3. Это был, понятно, апогей.
4. Вот это "ужа"… На самом деле, никогда я не ебал ужа. Просто я переключил внимание на проползающего ужа. То есть, просто ужа. Который, проскользнув через мои туфли, исчез в высокой траве. Однакось, мне представилось как я ебу ужа, то есть я его выебал… ну, мысленно. То есть, я его выебал мыслью, так-то.
5. А вот на этой ноте я задумался. И надолго.
Улыбка расползлась на моей физиономии. Ещё бы! "Осталось ещё немного подумать и я додумаюсь! Чёрт побери этот ёбанный во все щели мир! Как я раньше не мог до этого доползти своими голодными от недостатка истины мозгами. Хотя нет, постойте-ка…"
Так я открыл ВГП. Не надо, прошу вас! Меня уже тошнит от благодарностей. Планета устала аплодировать…
Ну, конечно! Ужа. Бог ответил мне на мои вопросы. Я ужа ебал ужа. Когда я сказал "и ужа", слова стали излишни. Только одни вопрос мучает нас всех, господа: почему "ужа", а не "уже". Или почему "уже"?
ВЕЛИКИЙ ГРАММАТИЧЕСКИЙ ПАРАДОКС!
Заключение
Свои годки я доживаю в смирении, которое присуще всякому, кто познал Божественное. Недавно заезжал Прохор. Услужливой ухмылкой на роже своей сальной он напомнил мне о своём низком происхождении. Дабы показать силу аристократа я расчеркнул изящно подпись на совершенно белой бумаге, про которую Прохор хвалился не счесть сколько. Импортная, говорит, смотри как делают. Уж я-то эти завозные штучки знаю, говорю ему, а он-то и не обижается. Так и ушёл, улыбаясь во всё рыло.

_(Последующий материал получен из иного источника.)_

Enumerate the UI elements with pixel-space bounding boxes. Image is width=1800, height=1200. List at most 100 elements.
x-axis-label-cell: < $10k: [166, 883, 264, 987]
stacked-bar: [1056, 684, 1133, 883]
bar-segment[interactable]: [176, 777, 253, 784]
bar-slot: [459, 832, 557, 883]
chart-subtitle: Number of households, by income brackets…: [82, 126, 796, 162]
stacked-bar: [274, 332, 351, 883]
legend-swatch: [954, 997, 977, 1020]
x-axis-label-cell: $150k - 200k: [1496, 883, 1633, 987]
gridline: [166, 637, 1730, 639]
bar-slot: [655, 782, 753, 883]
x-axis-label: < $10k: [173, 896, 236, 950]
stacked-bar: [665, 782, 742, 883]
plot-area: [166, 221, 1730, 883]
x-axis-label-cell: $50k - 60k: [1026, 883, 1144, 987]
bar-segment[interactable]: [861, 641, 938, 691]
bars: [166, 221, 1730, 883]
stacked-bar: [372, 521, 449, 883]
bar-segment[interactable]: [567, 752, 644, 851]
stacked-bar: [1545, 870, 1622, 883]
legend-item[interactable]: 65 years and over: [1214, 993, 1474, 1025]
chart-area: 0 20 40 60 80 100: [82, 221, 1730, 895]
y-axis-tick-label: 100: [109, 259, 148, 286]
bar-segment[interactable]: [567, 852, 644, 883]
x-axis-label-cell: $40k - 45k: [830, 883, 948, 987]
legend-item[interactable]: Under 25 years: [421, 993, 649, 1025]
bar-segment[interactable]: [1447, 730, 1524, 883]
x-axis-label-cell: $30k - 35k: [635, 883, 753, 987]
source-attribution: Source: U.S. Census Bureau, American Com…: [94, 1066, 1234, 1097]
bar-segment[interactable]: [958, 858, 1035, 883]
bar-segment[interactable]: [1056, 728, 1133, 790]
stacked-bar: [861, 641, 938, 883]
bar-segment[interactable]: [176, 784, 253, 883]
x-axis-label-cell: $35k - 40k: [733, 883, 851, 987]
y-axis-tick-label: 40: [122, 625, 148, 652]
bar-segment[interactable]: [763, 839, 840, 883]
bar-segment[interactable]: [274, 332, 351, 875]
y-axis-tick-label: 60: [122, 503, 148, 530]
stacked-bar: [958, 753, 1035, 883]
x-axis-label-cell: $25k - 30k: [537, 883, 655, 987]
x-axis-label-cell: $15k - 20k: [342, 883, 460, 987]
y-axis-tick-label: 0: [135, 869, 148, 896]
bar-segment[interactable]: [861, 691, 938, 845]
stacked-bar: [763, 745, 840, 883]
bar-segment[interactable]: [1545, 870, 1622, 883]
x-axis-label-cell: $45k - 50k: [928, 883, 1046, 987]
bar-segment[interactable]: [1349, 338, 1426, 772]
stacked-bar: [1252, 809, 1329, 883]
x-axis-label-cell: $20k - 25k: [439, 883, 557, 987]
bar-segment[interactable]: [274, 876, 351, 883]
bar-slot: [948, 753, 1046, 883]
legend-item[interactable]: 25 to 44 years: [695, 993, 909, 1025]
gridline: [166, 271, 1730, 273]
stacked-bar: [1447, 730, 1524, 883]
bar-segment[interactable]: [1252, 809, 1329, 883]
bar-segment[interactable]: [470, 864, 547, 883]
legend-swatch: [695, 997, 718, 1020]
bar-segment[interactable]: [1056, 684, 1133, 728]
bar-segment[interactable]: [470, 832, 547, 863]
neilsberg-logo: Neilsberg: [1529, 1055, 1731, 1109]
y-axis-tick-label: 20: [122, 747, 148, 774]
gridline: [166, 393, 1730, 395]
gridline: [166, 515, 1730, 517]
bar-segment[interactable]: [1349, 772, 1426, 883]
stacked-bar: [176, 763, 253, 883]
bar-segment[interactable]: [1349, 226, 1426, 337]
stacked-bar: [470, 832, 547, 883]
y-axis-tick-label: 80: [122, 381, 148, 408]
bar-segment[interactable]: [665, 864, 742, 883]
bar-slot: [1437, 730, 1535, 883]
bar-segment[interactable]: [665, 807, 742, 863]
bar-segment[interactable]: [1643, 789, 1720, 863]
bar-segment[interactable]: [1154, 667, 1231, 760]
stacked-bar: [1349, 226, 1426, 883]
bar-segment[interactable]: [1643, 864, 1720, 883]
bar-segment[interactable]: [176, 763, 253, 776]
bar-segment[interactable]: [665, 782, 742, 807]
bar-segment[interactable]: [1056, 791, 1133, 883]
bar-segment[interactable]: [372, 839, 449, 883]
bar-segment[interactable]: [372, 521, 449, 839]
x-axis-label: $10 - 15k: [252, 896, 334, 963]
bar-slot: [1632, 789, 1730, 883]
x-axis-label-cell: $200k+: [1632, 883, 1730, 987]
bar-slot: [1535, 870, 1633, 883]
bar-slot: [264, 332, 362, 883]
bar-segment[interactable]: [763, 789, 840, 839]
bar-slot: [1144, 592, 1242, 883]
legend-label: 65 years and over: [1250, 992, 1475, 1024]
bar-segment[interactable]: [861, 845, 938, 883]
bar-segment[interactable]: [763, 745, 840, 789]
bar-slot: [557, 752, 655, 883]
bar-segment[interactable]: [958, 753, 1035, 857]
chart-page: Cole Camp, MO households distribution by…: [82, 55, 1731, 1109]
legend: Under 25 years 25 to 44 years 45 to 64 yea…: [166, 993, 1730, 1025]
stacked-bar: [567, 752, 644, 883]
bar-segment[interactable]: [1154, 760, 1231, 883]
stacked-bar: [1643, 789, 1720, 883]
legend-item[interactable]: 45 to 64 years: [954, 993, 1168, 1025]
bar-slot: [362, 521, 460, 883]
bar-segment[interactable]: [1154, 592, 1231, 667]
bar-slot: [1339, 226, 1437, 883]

Каждый день любуюсь природой - сокровищницей нашей. Пишут сейчас в газетах, мол, духовные ценности ничего уже не стоят. А я вот что вам скажу: наоборот, люди чувствительнее становятся. Прохожу мимо них, а за спиной слышится: "он того!" Откуда знают! Ведь чувствуют связь со мной Господа! Так что не читайте вы эти дрянные газетенки. Лучше свои печатайте. Да и мою историю можете приплесть. Буду благодарен вам.
Мой к вам P.S.
А вчера нахалы какие-то из дому выселять хотели. А сами-то оборванцы! Выпроводил я их.… Пусть теперь раны зализывают, черти, прости Господи!